Строитель беспомощно уставился на меня в ответ.
— Знаете что, — сказал я. — Давайте я налью вам пять больших кофе и дам чашку молока. Как там… cinco tazas de café у una taza de leche. А вы уже сами решите. Puede decidir… quien… recibe… que bebida. [50] — М-да, довольно стыдно, подумал я, доставая бумажные стаканчики. Мой испанский был на одну ступеньку выше моего несуществующего французского; я изучал его один год в школе и затем, как любой нью-йоркец, приобрел небольшой и странный словарный запас процессом осмоса, из объявлений в метро. (Я не смог бы связать вместе пять слов о, скажем, кино, но разговор об abogados, помогающих personas, которые были heridas в accidentes [51] был в рамках возможного.) Доминиканец, однако, не возражал и с энтузиазмом закивал.

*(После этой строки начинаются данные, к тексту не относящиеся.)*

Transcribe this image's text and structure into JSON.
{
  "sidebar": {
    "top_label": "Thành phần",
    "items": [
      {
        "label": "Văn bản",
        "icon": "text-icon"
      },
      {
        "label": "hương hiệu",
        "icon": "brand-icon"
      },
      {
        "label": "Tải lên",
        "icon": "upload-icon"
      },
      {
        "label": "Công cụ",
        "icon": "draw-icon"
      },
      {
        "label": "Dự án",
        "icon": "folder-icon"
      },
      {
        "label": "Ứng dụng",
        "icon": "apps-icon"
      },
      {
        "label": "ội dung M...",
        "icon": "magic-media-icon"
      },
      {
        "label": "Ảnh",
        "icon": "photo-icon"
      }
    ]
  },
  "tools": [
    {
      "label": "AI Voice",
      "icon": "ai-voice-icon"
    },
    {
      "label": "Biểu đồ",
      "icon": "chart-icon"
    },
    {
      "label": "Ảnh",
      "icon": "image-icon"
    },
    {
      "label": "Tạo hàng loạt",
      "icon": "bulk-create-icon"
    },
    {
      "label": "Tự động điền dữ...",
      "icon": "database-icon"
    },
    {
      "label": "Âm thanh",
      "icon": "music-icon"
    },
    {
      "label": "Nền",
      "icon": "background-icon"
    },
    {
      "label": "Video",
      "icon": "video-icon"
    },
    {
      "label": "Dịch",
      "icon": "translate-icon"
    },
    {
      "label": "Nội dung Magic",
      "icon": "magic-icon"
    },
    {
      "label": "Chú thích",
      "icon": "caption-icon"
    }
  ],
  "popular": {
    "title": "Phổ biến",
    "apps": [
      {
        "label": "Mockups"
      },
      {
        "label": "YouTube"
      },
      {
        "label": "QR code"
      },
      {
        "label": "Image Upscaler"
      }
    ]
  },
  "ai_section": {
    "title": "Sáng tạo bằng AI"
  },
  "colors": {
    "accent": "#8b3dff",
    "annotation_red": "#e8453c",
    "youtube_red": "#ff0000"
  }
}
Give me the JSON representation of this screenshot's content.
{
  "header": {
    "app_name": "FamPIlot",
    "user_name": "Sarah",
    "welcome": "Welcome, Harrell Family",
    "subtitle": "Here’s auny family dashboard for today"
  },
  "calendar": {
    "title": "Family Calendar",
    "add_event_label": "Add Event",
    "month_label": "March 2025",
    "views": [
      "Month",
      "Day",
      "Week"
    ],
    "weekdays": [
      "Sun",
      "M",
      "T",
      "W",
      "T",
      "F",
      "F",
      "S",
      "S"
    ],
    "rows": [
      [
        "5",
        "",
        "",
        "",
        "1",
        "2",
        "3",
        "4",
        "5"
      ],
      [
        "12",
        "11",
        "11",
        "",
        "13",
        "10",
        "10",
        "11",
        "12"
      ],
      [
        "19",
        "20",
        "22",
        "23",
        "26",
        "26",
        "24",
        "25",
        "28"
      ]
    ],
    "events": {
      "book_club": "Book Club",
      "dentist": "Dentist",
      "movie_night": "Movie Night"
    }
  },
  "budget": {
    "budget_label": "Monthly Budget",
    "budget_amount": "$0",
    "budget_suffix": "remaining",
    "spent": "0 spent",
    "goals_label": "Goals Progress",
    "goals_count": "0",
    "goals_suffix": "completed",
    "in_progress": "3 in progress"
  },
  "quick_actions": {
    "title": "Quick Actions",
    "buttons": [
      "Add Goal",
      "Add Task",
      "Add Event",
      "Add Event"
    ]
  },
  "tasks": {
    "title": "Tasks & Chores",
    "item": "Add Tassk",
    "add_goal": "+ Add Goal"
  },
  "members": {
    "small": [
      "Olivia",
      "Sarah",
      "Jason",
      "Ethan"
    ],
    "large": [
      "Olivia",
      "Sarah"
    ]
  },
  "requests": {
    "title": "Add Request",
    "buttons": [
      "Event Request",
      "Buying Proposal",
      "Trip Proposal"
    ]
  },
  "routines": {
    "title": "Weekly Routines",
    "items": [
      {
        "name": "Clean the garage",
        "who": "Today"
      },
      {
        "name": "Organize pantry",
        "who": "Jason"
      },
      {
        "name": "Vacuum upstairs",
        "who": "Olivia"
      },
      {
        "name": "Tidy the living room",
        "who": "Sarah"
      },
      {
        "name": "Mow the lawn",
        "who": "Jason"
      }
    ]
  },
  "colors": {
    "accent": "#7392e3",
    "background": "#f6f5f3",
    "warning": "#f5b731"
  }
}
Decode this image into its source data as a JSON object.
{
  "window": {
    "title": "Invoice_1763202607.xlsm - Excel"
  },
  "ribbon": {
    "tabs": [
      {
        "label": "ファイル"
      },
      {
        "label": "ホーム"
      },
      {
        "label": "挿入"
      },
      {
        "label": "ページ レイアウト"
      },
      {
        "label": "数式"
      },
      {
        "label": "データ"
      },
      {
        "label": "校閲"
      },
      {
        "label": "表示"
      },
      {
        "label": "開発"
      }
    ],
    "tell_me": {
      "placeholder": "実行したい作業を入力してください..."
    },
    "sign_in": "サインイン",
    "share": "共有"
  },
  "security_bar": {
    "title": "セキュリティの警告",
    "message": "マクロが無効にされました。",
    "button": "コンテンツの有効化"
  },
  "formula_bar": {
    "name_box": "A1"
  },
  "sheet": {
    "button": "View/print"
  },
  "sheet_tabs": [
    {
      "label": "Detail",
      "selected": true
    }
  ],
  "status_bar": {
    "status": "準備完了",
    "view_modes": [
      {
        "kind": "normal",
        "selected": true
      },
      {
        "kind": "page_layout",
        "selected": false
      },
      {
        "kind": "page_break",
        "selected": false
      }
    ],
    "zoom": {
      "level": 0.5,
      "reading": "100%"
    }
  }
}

— Так что вы там строите? — спросил я, храбрея. — Sobre que trabajo esta… это… trabajando? [52]
— Жо, — уверенно ответил доминиканец.
— Что?
— Жо, — повторил рабочий. — Очень зкоро. Видиж? — Он указал на улицу, за двери «Кольшицкого».
Я закончил разливать кофе и молоко, нахлобучил крышки на стаканчики и внезапно вспомнил, что у нас нет картонных поддонов с ручкой для четырех или шести стаканов. Мы не заказывали их нарочно: «Кольшицкий» не был такого рода местом.
— Нести далеко? — спросил я. — Es lejos? В этом квартале? Puedo ayudar que… нести… las tazas. [53]
— Нед, нед. Прямо здезь.
— Ну хорошо, давай только быстро. — Я взял три чашки, прижав двумя к груди третью; он взял оставшиеся три, построив их в своеобразную пагоду. Я неохотно последовал за ним на выход.
— Жо, — сказал рабочий, распахнув дверь обильно оштукатуренным ботинком и указывая правым локтем на первый этаж здания прямо напротив нас.
Если бы это был фильм, увиденное заставило бы меня выронить все три кофе. В рапиде. Но это был не фильм, и я их не уронил. Я просто грязно выругался несколько раз подряд.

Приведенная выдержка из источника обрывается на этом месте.